Minority PM inevitable, but Tharman rules himself out

PM Lee enjoys S'pore's trust and confidence, he says, and younger candidates are in the wings

Published Fri, Jul 3, 2015 · 09:50 PM

Singapore

IT is only a matter of time before Singapore has its first minority-race prime minister, said Deputy Prime Minister Tharman Shanmugaratnam on Friday - but it won't be him because he isn't interested in the job.

He said: "Let me put it this way. We all have our preferences, and I was always, in sports, playing centre-half rather than centre-forward. I enjoy playing half-back and making the long passes, but I am not the striker. Unless I'm forced to be, and I don't think I'll be forced to it, because I think we've got choices.

"We won't always get it the way we expect it to be, but we think very hard about succession in Singapore."

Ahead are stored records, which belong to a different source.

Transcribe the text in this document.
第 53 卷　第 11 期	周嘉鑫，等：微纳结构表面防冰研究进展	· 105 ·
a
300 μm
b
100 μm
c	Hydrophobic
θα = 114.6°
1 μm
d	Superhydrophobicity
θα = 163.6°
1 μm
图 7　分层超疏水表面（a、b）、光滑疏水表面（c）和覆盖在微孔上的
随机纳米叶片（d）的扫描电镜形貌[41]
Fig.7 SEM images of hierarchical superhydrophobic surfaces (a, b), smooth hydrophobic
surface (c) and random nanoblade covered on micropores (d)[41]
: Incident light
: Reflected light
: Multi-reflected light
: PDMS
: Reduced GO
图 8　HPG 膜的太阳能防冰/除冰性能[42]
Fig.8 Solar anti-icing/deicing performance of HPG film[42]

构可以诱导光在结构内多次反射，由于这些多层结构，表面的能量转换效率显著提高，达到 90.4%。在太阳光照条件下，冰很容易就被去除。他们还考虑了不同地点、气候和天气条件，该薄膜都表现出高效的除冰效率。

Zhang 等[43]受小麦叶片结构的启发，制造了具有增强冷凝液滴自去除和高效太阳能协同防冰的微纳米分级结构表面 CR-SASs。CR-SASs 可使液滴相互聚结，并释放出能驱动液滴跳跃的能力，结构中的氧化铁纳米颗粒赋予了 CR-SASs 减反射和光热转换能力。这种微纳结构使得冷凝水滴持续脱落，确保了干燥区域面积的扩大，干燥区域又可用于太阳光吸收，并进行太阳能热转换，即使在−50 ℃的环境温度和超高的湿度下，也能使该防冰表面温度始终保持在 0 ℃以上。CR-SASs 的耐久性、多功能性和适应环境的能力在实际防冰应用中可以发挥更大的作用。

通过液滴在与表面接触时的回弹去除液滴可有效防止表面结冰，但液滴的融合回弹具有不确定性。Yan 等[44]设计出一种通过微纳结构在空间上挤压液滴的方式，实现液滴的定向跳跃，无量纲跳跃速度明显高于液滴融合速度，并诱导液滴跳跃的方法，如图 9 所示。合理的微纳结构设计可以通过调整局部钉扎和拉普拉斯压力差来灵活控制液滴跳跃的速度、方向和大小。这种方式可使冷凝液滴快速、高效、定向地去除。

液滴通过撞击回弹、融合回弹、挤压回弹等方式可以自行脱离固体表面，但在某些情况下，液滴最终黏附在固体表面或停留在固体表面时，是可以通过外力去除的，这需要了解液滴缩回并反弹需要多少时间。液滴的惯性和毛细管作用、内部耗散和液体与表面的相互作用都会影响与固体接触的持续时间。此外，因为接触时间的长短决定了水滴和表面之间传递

Mr Tharman, who is also Finance Minister, was speaking at at the two-day SG50+ conference jointly organised by the Institute of Policy Studies and the Lee Kuan Yew School of Public Policy, and themed "Singapore at 50: What lies ahead?".

His preferences aside, Mr Tharman said he doesn't need to become prime minister because there is a great deal of trust and confidence in Prime Minister Lee Hsien Loong, who is fortunately very healthy, and also because younger candidates are already waiting in the wings; those already in the fray and those entering it will provide Singapore's future leadership, he said.

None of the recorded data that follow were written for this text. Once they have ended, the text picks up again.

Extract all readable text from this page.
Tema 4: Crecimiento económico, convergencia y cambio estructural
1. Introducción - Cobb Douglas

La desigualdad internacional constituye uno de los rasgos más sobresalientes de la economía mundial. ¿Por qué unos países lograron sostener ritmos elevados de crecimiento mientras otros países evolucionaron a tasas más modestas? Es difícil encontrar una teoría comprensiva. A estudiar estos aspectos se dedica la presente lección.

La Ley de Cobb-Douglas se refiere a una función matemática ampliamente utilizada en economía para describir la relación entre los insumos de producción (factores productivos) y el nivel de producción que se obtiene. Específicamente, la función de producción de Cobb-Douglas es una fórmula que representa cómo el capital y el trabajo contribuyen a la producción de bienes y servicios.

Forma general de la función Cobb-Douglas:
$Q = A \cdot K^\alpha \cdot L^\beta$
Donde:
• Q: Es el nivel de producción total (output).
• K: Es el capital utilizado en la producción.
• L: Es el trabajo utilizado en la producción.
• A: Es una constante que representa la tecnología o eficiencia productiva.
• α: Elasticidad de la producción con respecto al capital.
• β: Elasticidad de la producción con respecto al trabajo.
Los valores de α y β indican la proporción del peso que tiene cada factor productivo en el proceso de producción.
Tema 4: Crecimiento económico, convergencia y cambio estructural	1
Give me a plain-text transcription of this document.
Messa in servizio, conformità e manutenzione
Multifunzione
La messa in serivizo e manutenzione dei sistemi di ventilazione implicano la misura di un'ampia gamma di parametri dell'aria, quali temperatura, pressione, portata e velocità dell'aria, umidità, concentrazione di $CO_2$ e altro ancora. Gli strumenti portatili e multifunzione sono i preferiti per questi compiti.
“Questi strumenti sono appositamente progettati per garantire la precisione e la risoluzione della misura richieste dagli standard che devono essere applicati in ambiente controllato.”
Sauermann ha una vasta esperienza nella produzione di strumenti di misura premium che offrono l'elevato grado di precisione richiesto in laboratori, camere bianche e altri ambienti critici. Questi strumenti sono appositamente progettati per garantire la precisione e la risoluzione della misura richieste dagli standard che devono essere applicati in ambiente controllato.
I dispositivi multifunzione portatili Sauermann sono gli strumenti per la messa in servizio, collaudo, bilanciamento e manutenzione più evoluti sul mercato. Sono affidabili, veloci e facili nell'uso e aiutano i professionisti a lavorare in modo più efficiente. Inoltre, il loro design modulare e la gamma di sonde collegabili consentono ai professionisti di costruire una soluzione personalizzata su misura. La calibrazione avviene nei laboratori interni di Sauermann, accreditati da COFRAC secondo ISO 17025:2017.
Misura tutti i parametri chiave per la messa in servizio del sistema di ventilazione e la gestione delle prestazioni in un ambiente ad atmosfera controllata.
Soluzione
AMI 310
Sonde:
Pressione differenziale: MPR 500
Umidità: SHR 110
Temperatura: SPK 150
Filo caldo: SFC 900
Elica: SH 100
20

"It seems to me inevitable that at some point, a minority prime minister - Indian, Malay, Eurasian, or some mixture - is going to be a feature of the political landscape, because we've got a meritocracy; it's an open system. It's just a matter of time."

He had been asked, during a dialogue with American journalist and author Fareed Zakaria, which was a part of the conference, whether Singapore could have an Indian prime minister.

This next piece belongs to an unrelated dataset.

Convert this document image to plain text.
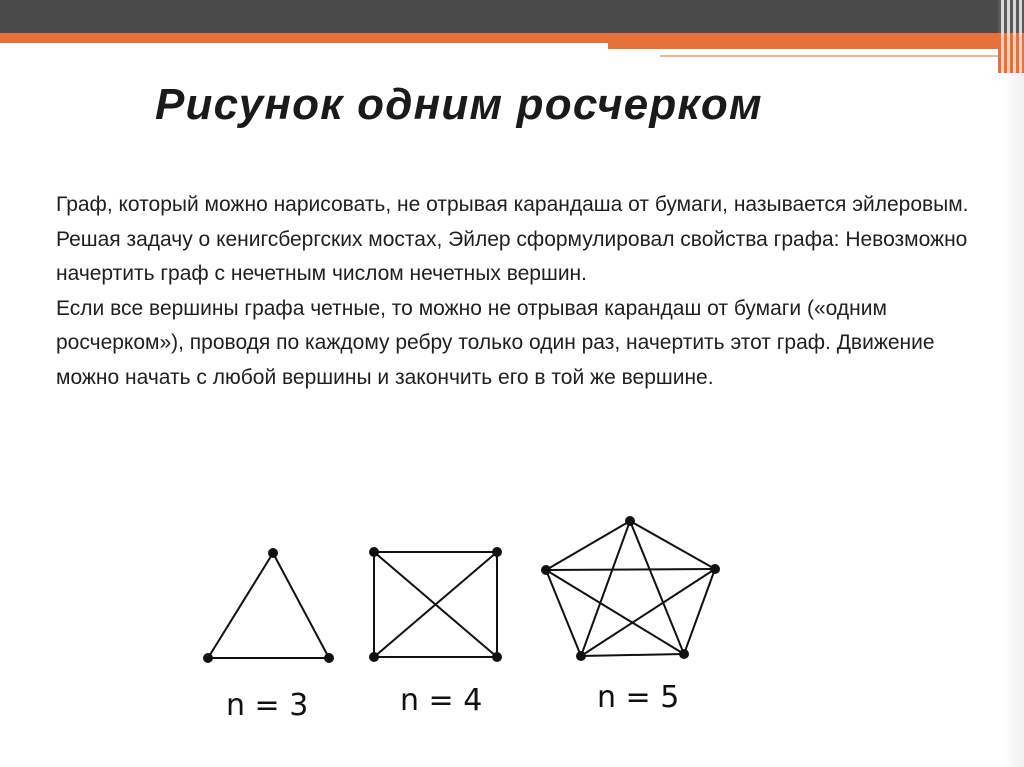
Рисунок одним росчерком

Граф, который можно нарисовать, не отрывая карандаша от бумаги, называется эйлеровым. Решая задачу о кенигсбергских мостах, Эйлер сформулировал свойства графа: Невозможно начертить граф с нечетным числом нечетных вершин.

Если все вершины графа четные, то можно не отрывая карандаш от бумаги («одним росчерком»), проводя по каждому ребру только один раз, начертить этот граф. Движение можно начать с любой вершины и закончить его в той же вершине.

n = 3	n = 4	n = 5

As for the set-up of Singapore's political landscape, Mr Tharman rejected the idea that Singapore is a one-party state - one where the People's Action Party (PAP) faces no serious competition.

In response to Dr Zakaria, who asked: "You have 80 out of 87 (elected) seats (in Parliament), how is that serious competition?", Mr Tharman replied: "That's an outcome, that's not a design," to appreciative applause from the 640-strong audience.

The minister was making the broader point that one inherent advantage in having a dominant player in politics is that longer-term investments and policies can be planned for and implemented.

A one-party state, however, would be a disadvantage, he said: "It lacks the competition, it lacks the contest - and we don't have a one-party state. We've got to be subjected to serious competition, as we are."

Saying he and his fellow Singapore politicians spend a lot of time interacting with people, he added: "It's not what you see in typical one-party states. It's not even what you see in multiparty states where you have a dominant party that fixes the system."

Still, he stressed that a political structure in which one player is dominant will work only under two conditions: The leading party must be subject to competition, and it must be held accountable to the people - at every election and during its term of government.